How to Build Home Equity
Building home equity means building a monetary value you can access now or later by selling your home or taking out a home equity loan. Your home equity is calculated by subtracting what you owe on your home through a mortgage from the current value of your home if you were to sell it today. Many Americans use home equity as a way to pay for large projects or as a way to build wealth for retirement.
Why Building Home Equity Is Important
Building home equity is often considered important because it is one of most people’s most significant assets. This means that a large chunk of your net worth is often tied up in the value of your house. Studies have shown that over 50% of an average person’s retirement savings is home equity. The 2020 census data shows that the average household aged 65 and older has around $300,000 in home equity.
With these numbers in mind, it’s easy to see how important it is for anyone to build as much home equity as possible. It can make retirement more comfortable and provide a cushion to fall back on if you need to access funds for a child’s wedding or an earlier-than-expected retirement.
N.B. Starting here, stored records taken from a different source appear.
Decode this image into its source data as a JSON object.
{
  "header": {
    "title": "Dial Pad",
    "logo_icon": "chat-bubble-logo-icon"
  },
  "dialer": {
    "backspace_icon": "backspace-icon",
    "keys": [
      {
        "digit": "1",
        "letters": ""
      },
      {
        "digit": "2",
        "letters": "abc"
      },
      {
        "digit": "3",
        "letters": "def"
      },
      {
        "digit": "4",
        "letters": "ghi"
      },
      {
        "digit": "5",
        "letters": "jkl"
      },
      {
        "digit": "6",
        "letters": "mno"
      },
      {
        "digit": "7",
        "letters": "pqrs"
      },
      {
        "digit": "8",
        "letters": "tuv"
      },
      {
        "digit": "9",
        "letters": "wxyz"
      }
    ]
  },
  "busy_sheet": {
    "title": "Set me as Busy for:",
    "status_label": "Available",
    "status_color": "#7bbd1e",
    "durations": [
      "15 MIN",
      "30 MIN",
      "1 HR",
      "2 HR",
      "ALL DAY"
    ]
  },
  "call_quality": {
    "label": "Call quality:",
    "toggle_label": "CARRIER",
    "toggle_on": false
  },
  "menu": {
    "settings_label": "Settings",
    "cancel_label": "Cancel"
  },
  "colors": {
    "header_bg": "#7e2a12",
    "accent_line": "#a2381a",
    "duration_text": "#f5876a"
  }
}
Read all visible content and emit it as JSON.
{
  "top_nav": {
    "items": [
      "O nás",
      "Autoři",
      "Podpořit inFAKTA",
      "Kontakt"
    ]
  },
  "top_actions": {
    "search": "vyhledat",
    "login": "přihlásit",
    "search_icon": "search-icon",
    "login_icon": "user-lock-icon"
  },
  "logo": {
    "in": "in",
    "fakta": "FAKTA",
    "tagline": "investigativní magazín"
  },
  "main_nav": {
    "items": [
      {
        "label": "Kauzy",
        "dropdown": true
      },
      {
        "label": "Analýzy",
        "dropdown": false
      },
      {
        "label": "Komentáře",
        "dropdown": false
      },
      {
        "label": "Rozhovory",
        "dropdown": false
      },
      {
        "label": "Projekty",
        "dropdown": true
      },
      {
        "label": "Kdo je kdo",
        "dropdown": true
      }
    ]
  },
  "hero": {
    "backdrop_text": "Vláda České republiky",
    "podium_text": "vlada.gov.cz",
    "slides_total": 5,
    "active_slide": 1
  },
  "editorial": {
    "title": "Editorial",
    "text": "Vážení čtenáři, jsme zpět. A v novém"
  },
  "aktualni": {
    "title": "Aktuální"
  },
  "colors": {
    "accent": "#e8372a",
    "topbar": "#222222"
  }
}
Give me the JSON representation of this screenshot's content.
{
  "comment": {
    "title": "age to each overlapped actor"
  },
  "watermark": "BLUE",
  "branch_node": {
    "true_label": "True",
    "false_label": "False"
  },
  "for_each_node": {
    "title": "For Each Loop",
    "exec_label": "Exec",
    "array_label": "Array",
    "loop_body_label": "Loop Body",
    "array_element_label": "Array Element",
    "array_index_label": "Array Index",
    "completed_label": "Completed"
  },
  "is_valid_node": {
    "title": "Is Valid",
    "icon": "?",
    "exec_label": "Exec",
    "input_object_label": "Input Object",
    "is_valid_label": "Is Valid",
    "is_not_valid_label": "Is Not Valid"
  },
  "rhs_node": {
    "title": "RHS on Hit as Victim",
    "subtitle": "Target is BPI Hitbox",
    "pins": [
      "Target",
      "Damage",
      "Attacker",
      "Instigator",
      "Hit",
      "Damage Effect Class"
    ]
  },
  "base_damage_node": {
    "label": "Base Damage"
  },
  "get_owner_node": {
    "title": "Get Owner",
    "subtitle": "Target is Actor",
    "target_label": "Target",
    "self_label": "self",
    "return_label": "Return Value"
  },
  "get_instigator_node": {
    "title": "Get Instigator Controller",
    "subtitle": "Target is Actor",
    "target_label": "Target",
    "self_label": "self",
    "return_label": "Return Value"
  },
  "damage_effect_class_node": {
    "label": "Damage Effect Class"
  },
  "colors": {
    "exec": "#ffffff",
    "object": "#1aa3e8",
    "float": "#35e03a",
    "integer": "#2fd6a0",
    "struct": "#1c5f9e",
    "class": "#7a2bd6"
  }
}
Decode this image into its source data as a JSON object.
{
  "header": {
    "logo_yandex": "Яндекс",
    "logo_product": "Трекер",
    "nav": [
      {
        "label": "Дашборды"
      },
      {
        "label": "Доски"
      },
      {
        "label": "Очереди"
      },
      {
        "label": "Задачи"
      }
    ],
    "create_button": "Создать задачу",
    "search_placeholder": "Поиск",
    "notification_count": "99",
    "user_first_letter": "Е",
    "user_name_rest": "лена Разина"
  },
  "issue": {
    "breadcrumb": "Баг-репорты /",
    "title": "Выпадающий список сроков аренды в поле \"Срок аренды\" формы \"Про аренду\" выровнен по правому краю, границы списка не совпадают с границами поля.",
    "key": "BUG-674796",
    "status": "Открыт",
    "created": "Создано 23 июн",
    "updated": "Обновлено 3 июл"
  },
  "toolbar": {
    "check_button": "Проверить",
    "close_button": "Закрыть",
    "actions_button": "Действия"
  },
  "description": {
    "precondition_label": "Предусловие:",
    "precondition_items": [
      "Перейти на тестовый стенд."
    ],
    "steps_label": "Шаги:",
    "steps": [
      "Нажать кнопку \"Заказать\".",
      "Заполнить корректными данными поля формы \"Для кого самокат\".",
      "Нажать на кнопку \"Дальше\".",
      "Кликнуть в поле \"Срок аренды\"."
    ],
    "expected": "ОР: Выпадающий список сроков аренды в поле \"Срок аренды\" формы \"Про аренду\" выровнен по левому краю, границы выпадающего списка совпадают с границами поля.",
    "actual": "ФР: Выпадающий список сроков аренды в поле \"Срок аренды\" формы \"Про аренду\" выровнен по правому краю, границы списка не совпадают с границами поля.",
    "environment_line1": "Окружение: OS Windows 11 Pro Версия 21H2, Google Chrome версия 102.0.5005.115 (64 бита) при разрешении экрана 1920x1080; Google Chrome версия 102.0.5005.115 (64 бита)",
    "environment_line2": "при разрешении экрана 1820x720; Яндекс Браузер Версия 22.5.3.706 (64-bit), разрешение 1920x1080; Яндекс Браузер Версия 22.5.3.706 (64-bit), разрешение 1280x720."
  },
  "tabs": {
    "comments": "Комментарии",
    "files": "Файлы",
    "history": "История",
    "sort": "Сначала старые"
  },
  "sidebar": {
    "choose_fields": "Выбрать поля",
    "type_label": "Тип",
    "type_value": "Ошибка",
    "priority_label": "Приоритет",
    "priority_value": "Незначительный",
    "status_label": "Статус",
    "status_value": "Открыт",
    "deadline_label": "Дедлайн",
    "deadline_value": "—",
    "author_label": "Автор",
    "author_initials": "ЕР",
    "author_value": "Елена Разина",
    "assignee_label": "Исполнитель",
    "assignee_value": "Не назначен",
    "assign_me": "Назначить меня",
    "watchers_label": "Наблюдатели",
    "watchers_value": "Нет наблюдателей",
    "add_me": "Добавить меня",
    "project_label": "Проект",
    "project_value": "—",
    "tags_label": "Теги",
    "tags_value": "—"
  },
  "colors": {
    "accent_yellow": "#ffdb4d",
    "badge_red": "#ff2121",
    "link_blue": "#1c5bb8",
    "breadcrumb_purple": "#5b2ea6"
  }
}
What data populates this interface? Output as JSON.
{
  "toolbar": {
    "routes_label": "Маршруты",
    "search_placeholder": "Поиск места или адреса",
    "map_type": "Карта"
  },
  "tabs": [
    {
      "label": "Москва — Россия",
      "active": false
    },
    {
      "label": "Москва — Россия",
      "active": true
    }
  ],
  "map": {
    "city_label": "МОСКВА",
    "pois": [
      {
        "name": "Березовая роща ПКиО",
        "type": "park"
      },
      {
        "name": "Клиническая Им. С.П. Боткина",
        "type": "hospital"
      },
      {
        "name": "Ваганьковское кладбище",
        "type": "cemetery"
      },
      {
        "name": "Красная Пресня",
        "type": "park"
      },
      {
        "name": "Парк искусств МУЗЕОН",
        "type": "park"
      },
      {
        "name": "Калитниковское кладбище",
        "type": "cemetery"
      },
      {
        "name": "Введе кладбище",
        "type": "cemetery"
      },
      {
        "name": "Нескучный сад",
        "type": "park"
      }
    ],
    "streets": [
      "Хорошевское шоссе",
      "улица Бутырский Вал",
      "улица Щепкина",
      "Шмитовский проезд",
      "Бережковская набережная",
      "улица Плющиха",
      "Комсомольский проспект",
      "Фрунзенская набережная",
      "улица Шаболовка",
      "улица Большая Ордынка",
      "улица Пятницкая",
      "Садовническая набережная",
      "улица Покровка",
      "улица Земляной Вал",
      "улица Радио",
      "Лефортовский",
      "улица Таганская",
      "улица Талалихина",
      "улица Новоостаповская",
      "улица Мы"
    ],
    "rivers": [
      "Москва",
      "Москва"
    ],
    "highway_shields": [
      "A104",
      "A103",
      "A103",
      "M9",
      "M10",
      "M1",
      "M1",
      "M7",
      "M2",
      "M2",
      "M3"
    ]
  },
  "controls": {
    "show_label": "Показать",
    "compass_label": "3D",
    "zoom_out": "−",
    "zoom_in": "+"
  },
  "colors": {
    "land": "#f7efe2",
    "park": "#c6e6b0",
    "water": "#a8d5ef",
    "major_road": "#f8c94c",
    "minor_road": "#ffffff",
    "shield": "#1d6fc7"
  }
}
If you have 50% or more of your liquid assets tied up in your home, you want that equity to be as much as possible.
You can use DECU’s home equity calculator to estimate your equity’s worth today.
Ways to Build Home Equity
There are many different ways that you can build equity in your home. Some are important to consider as you’re buying your house, while others can be considered down the road. Each allows you to grow the value of your equity so that you can access the money as you need it, either now or in retirement. Here are some of the best things you can do to build home equity.
- Make a Bigger Than Normal Down Payment
The more cash you put into buying your house, the more equity you immediately have in the home. Making a large upfront payment to buy your house can be an excellent way to lower your monthly mortgage payments, as you’ll be borrowing less, but it can also be used to save money in your home. This becomes even more important if you want to shelter funds, as homes have more protections in many states than liquid accounts would.
- Increase Your Property Value
Much of the value in your home comes from natural growth in your market over time. However, if you can increase the value of your home through your own doing, you can build equity faster. It should be noted that the amount of money you spend improving your home doesn’t always increase the value when you sell; if it does, that value typically isn’t transferred at a 1:1 rate.
Some things that you can do to increase the value of your home are to add another bedroom or finish a basement. Other improvements might be a value-add for specific buyers, such as putting in a pool, but those improvements don’t add equity as an increase in value for everyone. You’ll want to know how much value you’re adding to your improvements before getting started.
- Refinance to a Shorter-Term Loan
After you’ve owned the home for a period of time, typically at least one year, you can refinance your mortgage. If you end up refinancing your mortgage into a shorter-term loan, it means you’ll be paying more each month, but you’ll also be able to grow the amount of equity you have in your home at a faster rate. This can be a great way to pay the loan off as quickly as possible..
- Make More Payments
Another way to build home equity is to make more payments than required. This gives you more chance to grow your equity because you’ll be overpaying the mortgage. All of the additional that you pay goes against your principal loan, which lowers your total amount owed and increases your equity.
Tips for Building Home Equity
Now that you have some of the best ways to grow your equity, here are a few tips that can help you improve your equity situation with your home.
- Get rid of PMI: Private mortgage insurance is what a lender may require if you don’t put at least 20% down when you buy. This can typically add up to an additional 2% to the total home cost. Once you have at least 20% equity in your home, then you may be able to get rid of PMI, but it won’t be done automatically for you.
- Pay closing costs out of pocket: One thing you can consider doing to increase your equity right away is to pay your closing costs out of your pocket instead of throwing the costs into your mortgage.
- Your market matters: If you’re looking to maximize your home equity, then the market you’re buying in matters. You want to pick a market that has a healthy housing outlook for years into the future. While the unexpected does happen, the value of your home will increase exponentially more in the right market than it would normally.
- Don’t cash out with your refinance: If you decide to refinance your mortgage, you’ll want to ensure you’re not cashing out your equity when you do so. You’ll want to return any money you’ve made in equity into the refinance.
Home equity can be an essential part of your financial outlook. It is one of the largest assets of most Americans, and it’s important to learn how you can build that equity over time. Ultimately, if you can put more money into your home by paying down your loan or improving the property, you can end up maximizing your total equity value. Plus, you can access your equity anytime by selling your property or opening a home equity loan or line of credit.